Kanyadaan I, Oil on panel, 10"x10", 2011
On Saturday night I read this post by Kimia of Alkeemi. She is a beautiful artist and has been living in India for the last year with her husband. I also read this article she linked to about the most dangerous countries for women and I went to bed sad and angry. Then I woke up at 4:16am pissed and I could not go back to sleep.
I faded in and out thinking of how unfair life can be, especially for those who were born in these countries. The woman and girls whose own fathers let these brutal things happen to them, sometimes by their own hand. In moments like these it has me wondering, where is God? Many of these countries are very religious, how can they worship a God when the things they are doing are so clearly evil?
I tried to think of ways they could fight back, take control of their bodies. Refuse to have babies? How could they when they're already being raped, don't have access to birth control and health services. Or are being brutally attacked and killed because their dowry isn't large enough?

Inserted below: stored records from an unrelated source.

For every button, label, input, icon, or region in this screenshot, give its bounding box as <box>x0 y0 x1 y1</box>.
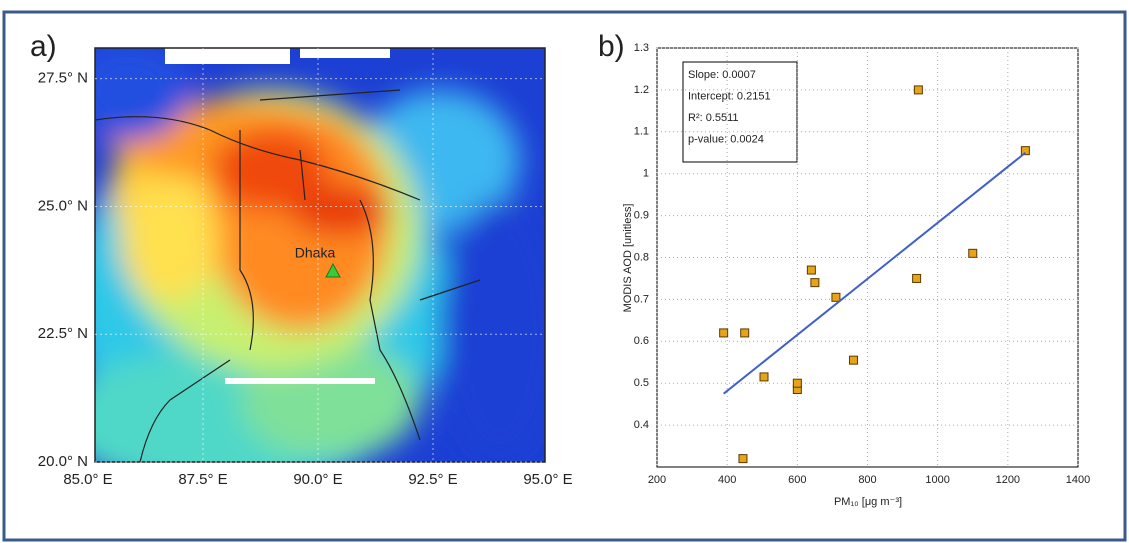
data-point <box>1020 146 1030 156</box>
x-tick-label: 1200 <box>996 474 1020 486</box>
x-tick-label: 85.0° E <box>63 471 112 488</box>
city-label: Dhaka <box>295 245 336 261</box>
aod-map <box>95 48 545 462</box>
data-point <box>759 372 769 382</box>
x-tick-label: 87.5° E <box>178 471 227 488</box>
x-tick-label: 92.5° E <box>408 471 457 488</box>
stats-box <box>682 61 798 163</box>
data-point <box>810 278 820 288</box>
stats-text: Slope: 0.0007 <box>688 69 756 81</box>
y-tick-label: 0.6 <box>634 335 649 347</box>
data-point <box>719 328 729 338</box>
x-tick-label: 95.0° E <box>523 471 572 488</box>
data-point <box>913 85 923 95</box>
y-tick-label: 1.1 <box>634 126 649 138</box>
data-point <box>831 292 841 302</box>
y-tick-label: 0.8 <box>634 251 649 263</box>
data-point <box>738 454 748 464</box>
data-point <box>968 248 978 258</box>
stats-text: Intercept: 0.2151 <box>688 90 771 102</box>
x-tick-label: 600 <box>788 474 806 486</box>
y-tick-label: 20.0° N <box>38 453 88 470</box>
panel-label: a) <box>30 30 57 63</box>
x-tick-label: 1400 <box>1066 474 1090 486</box>
data-point <box>848 355 858 365</box>
stats-text: p-value: 0.0024 <box>688 133 764 145</box>
data-point <box>912 273 922 283</box>
y-tick-label: 0.4 <box>634 419 649 431</box>
y-tick-label: 22.5° N <box>38 325 88 342</box>
panel-label: b) <box>598 30 625 63</box>
y-axis-label: MODIS AOD [unitless] <box>622 204 634 313</box>
x-tick-label: 400 <box>718 474 736 486</box>
x-tick-label: 800 <box>858 474 876 486</box>
x-tick-label: 1000 <box>925 474 949 486</box>
x-tick-label: 90.0° E <box>293 471 342 488</box>
data-point <box>806 265 816 275</box>
y-tick-label: 0.9 <box>634 210 649 222</box>
x-tick-label: 200 <box>648 474 666 486</box>
y-tick-label: 27.5° N <box>38 70 88 87</box>
x-axis-label: PM₁₀ [μg m⁻³] <box>834 496 902 508</box>
y-tick-label: 25.0° N <box>38 197 88 214</box>
fit-line <box>723 151 1026 395</box>
stats-text: R²: 0.5511 <box>688 112 739 124</box>
y-tick-label: 1.2 <box>634 84 649 96</box>
y-tick-label: 1.3 <box>634 42 649 54</box>
y-tick-label: 1 <box>643 168 649 180</box>
city-marker <box>325 262 341 278</box>
data-point <box>740 328 750 338</box>
y-tick-label: 0.7 <box>634 293 649 305</box>
y-tick-label: 0.5 <box>634 377 649 389</box>
data-point <box>792 378 802 388</box>
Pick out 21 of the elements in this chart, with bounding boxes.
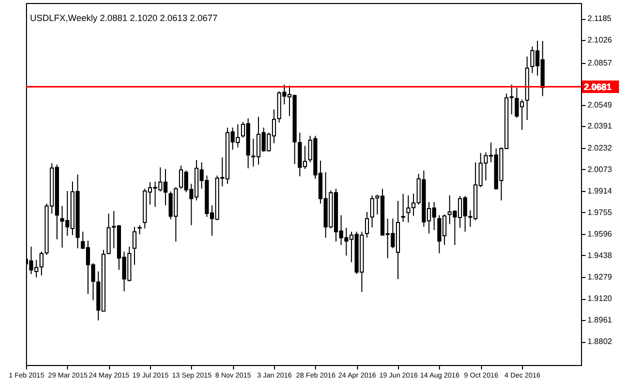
y-tick-label: 1.8961: [588, 316, 613, 325]
candlestick: [132, 226, 136, 266]
y-tick-label: 2.0073: [588, 164, 613, 174]
y-tick-label: 2.1185: [588, 14, 612, 24]
candlestick: [401, 193, 406, 222]
ref-line-label: 2.0681: [584, 82, 612, 92]
y-tick-label: 1.8802: [588, 337, 613, 346]
candlestick: [364, 211, 369, 238]
y-tick-label: 2.0391: [588, 122, 613, 131]
y-tick-label: 2.1026: [588, 36, 613, 45]
y-tick-label: 1.9120: [588, 294, 613, 304]
y-tick-label: 1.9438: [588, 250, 613, 260]
text: USDLFX,Weekly 2.0881 2.1020 2.0613 2.0677: [30, 13, 218, 23]
y-tick-label: 2.0232: [588, 143, 613, 152]
y-tick-label: 1.9914: [588, 186, 613, 196]
y-tick-label: 1.9596: [588, 230, 613, 239]
y-tick-label: 2.0857: [588, 58, 613, 68]
candlestick: [138, 224, 142, 235]
y-tick-label: 1.9279: [588, 272, 613, 282]
y-tick-label: 2.0549: [588, 100, 613, 110]
y-tick-label: 1.9755: [588, 208, 613, 217]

I couldn't think of anything and finally succumbed to sleep. I felt like I had given up.
I work for a company where I see so many different cultures come through looking for jobs, looking for a better life. Sometimes I get frustrated because there is a language barrier or I feel like they are taking advantage of social services, but they are just trying to survive. I need to remember that when I've given the same "you need to speak English" spiel for the 100th time that day. It was a stroke of luck that I was born in this country and I take it for granted.

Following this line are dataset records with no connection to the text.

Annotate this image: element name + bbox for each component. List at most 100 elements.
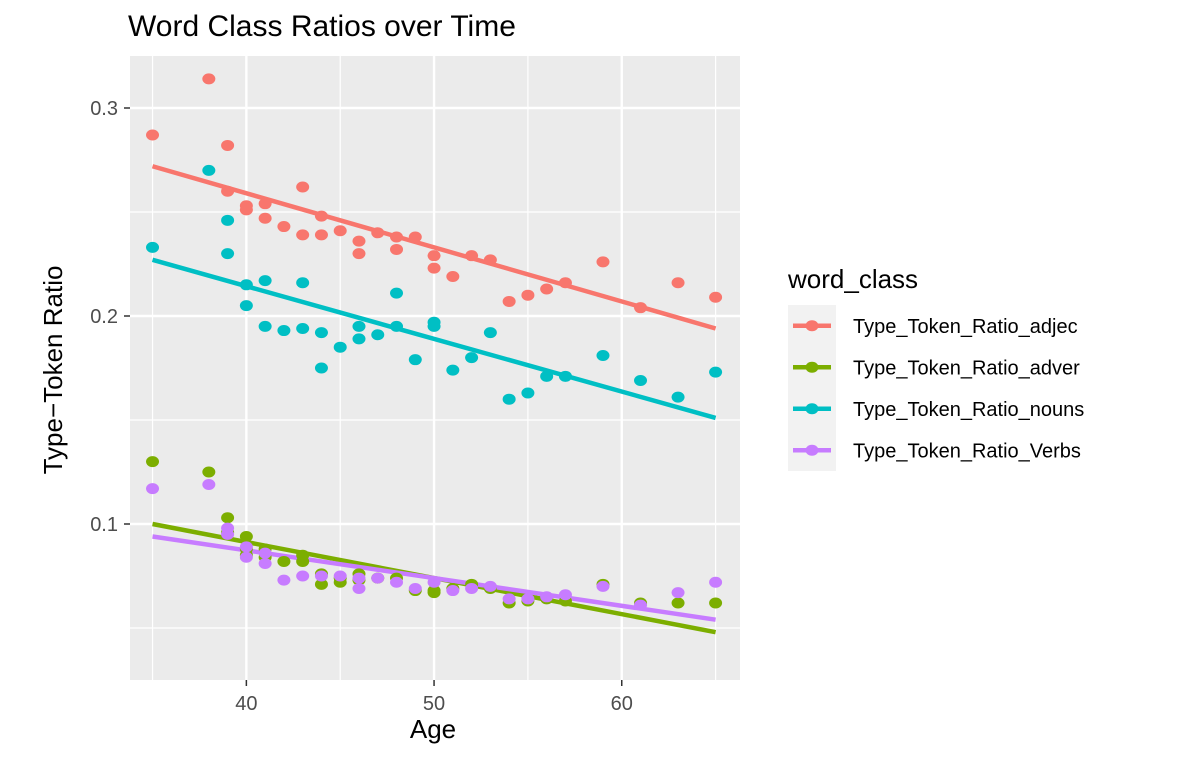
point-type-token-ratio-adjec: [521, 289, 535, 301]
point-type-token-ratio-adjec: [277, 221, 291, 233]
point-type-token-ratio-nouns: [596, 350, 610, 362]
point-type-token-ratio-nouns: [371, 329, 385, 341]
point-type-token-ratio-nouns: [333, 341, 347, 353]
point-type-token-ratio-nouns: [390, 287, 404, 299]
point-type-token-ratio-adjec: [483, 254, 497, 266]
legend-point-type-token-ratio-nouns: [805, 403, 819, 415]
point-type-token-ratio-adjec: [671, 277, 685, 289]
point-type-token-ratio-verbs: [146, 483, 160, 495]
legend-point-type-token-ratio-adver: [805, 361, 819, 373]
point-type-token-ratio-verbs: [221, 528, 235, 540]
point-type-token-ratio-verbs: [352, 572, 366, 584]
point-type-token-ratio-nouns: [390, 320, 404, 332]
y-tick-label: 0.1: [90, 514, 118, 536]
point-type-token-ratio-adjec: [146, 129, 160, 141]
point-type-token-ratio-adjec: [314, 210, 328, 222]
point-type-token-ratio-adjec: [352, 235, 366, 247]
legend: word_class Type_Token_Ratio_adjecType_To…: [787, 264, 1084, 471]
point-type-token-ratio-nouns: [239, 300, 253, 312]
point-type-token-ratio-adver: [146, 456, 160, 468]
point-type-token-ratio-adver: [709, 597, 723, 609]
point-type-token-ratio-adjec: [427, 262, 441, 274]
point-type-token-ratio-nouns: [709, 366, 723, 378]
point-type-token-ratio-adver: [221, 512, 235, 524]
point-type-token-ratio-verbs: [408, 582, 422, 594]
point-type-token-ratio-nouns: [427, 320, 441, 332]
point-type-token-ratio-nouns: [314, 327, 328, 339]
point-type-token-ratio-nouns: [446, 364, 460, 376]
point-type-token-ratio-adjec: [390, 243, 404, 255]
point-type-token-ratio-adjec: [239, 204, 253, 216]
point-type-token-ratio-verbs: [239, 551, 253, 563]
x-axis: 40 50 60: [235, 680, 633, 715]
point-type-token-ratio-nouns: [258, 320, 272, 332]
legend-label-type-token-ratio-verbs: Type_Token_Ratio_Verbs: [853, 440, 1081, 462]
point-type-token-ratio-verbs: [258, 558, 272, 570]
y-axis: 0.1 0.2 0.3: [90, 98, 130, 536]
point-type-token-ratio-verbs: [502, 593, 516, 605]
point-type-token-ratio-adver: [314, 578, 328, 590]
point-type-token-ratio-verbs: [202, 478, 216, 490]
point-type-token-ratio-adjec: [314, 229, 328, 241]
x-tick-label: 60: [611, 693, 633, 715]
point-type-token-ratio-verbs: [296, 570, 310, 582]
point-type-token-ratio-nouns: [277, 325, 291, 337]
point-type-token-ratio-verbs: [352, 582, 366, 594]
x-tick-label: 40: [235, 693, 257, 715]
point-type-token-ratio-nouns: [671, 391, 685, 403]
point-type-token-ratio-verbs: [558, 589, 572, 601]
point-type-token-ratio-adver: [277, 555, 291, 567]
point-type-token-ratio-adjec: [258, 212, 272, 224]
point-type-token-ratio-adjec: [408, 231, 422, 243]
point-type-token-ratio-verbs: [709, 576, 723, 588]
point-type-token-ratio-adjec: [502, 295, 516, 307]
point-type-token-ratio-verbs: [483, 580, 497, 592]
point-type-token-ratio-nouns: [408, 354, 422, 366]
point-type-token-ratio-adver: [202, 466, 216, 478]
legend-title: word_class: [787, 264, 918, 294]
point-type-token-ratio-nouns: [146, 241, 160, 253]
point-type-token-ratio-adjec: [371, 227, 385, 239]
point-type-token-ratio-adjec: [258, 198, 272, 210]
point-type-token-ratio-adjec: [709, 291, 723, 303]
point-type-token-ratio-nouns: [221, 248, 235, 260]
point-type-token-ratio-verbs: [371, 572, 385, 584]
legend-label-type-token-ratio-adjec: Type_Token_Ratio_adjec: [853, 316, 1078, 338]
point-type-token-ratio-adjec: [634, 302, 648, 314]
point-type-token-ratio-adjec: [221, 185, 235, 197]
point-type-token-ratio-nouns: [352, 320, 366, 332]
point-type-token-ratio-nouns: [296, 322, 310, 334]
point-type-token-ratio-nouns: [239, 279, 253, 291]
point-type-token-ratio-verbs: [465, 582, 479, 594]
point-type-token-ratio-verbs: [277, 574, 291, 586]
point-type-token-ratio-adjec: [333, 225, 347, 237]
point-type-token-ratio-nouns: [202, 164, 216, 176]
y-axis-label: Type−Token Ratio: [38, 266, 68, 475]
point-type-token-ratio-verbs: [446, 585, 460, 597]
point-type-token-ratio-nouns: [521, 387, 535, 399]
point-type-token-ratio-nouns: [540, 370, 554, 382]
point-type-token-ratio-verbs: [314, 570, 328, 582]
legend-items: Type_Token_Ratio_adjec Type_Token_Ratio_a…: [793, 316, 1084, 462]
point-type-token-ratio-adjec: [296, 181, 310, 193]
point-type-token-ratio-nouns: [558, 370, 572, 382]
point-type-token-ratio-adjec: [596, 256, 610, 268]
legend-label-type-token-ratio-nouns: Type_Token_Ratio_nouns: [853, 399, 1084, 421]
point-type-token-ratio-nouns: [296, 277, 310, 289]
point-type-token-ratio-nouns: [634, 374, 648, 386]
point-type-token-ratio-adjec: [465, 250, 479, 262]
point-type-token-ratio-verbs: [390, 576, 404, 588]
point-type-token-ratio-nouns: [502, 393, 516, 405]
point-type-token-ratio-nouns: [352, 333, 366, 345]
point-type-token-ratio-adver: [296, 555, 310, 567]
point-type-token-ratio-verbs: [634, 599, 648, 611]
chart-title: Word Class Ratios over Time: [128, 10, 516, 43]
legend-label-type-token-ratio-adver: Type_Token_Ratio_adver: [853, 357, 1080, 379]
point-type-token-ratio-adjec: [390, 231, 404, 243]
point-type-token-ratio-adjec: [446, 270, 460, 282]
point-type-token-ratio-adver: [671, 597, 685, 609]
point-type-token-ratio-adver: [239, 530, 253, 542]
point-type-token-ratio-adjec: [296, 229, 310, 241]
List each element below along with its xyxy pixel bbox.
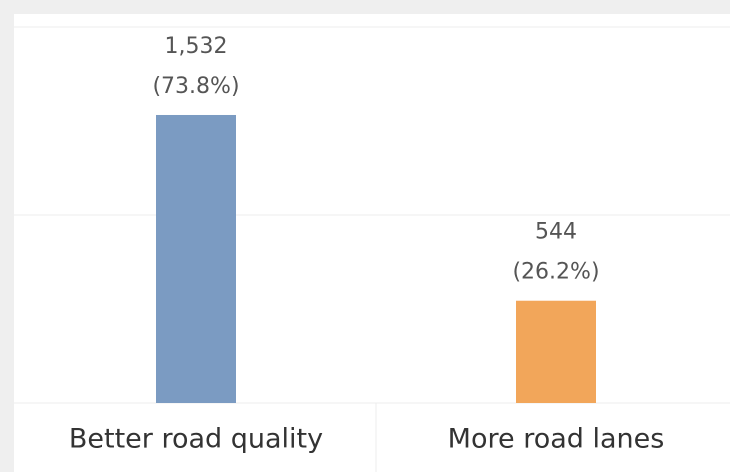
plot-panel	[14, 14, 730, 472]
value-label: 1,532	[165, 34, 228, 59]
x-tick-label: Better road quality	[69, 424, 323, 455]
x-tick-label: More road lanes	[448, 424, 665, 455]
bar	[156, 114, 236, 403]
percent-label: (73.8%)	[152, 74, 239, 99]
percent-label: (26.2%)	[512, 260, 599, 285]
bar	[516, 300, 596, 403]
value-label: 544	[535, 220, 577, 245]
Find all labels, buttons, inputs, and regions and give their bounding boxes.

And yet I remember while I was watching The Help with my Mom that I felt like we have not come so far, we have a long way to go. Sure we are the land of the free, but we're still fighting for equality and control of our bodies. Will there ever be resolve in these countries? Will we always be fighting for our rights as women and be viewed as the weaker sex? I wish for the women in those countries to have what we have, it may not be perfect and the woman in my past had to fight hard for it. I have a Husband who loves me, a community I feel safe in and help should I need it.
My heart hurts for these women and I hope that we can find a way to help them, that we don't give up and turn our backs on others and that we can make the whole world a safer place. I think we have to start by not giving up on our own freedoms and rights, by raising each other up instead of tearing each other down. That's all I can think of right now, that and donations. How do you suppose we help these women find a voice?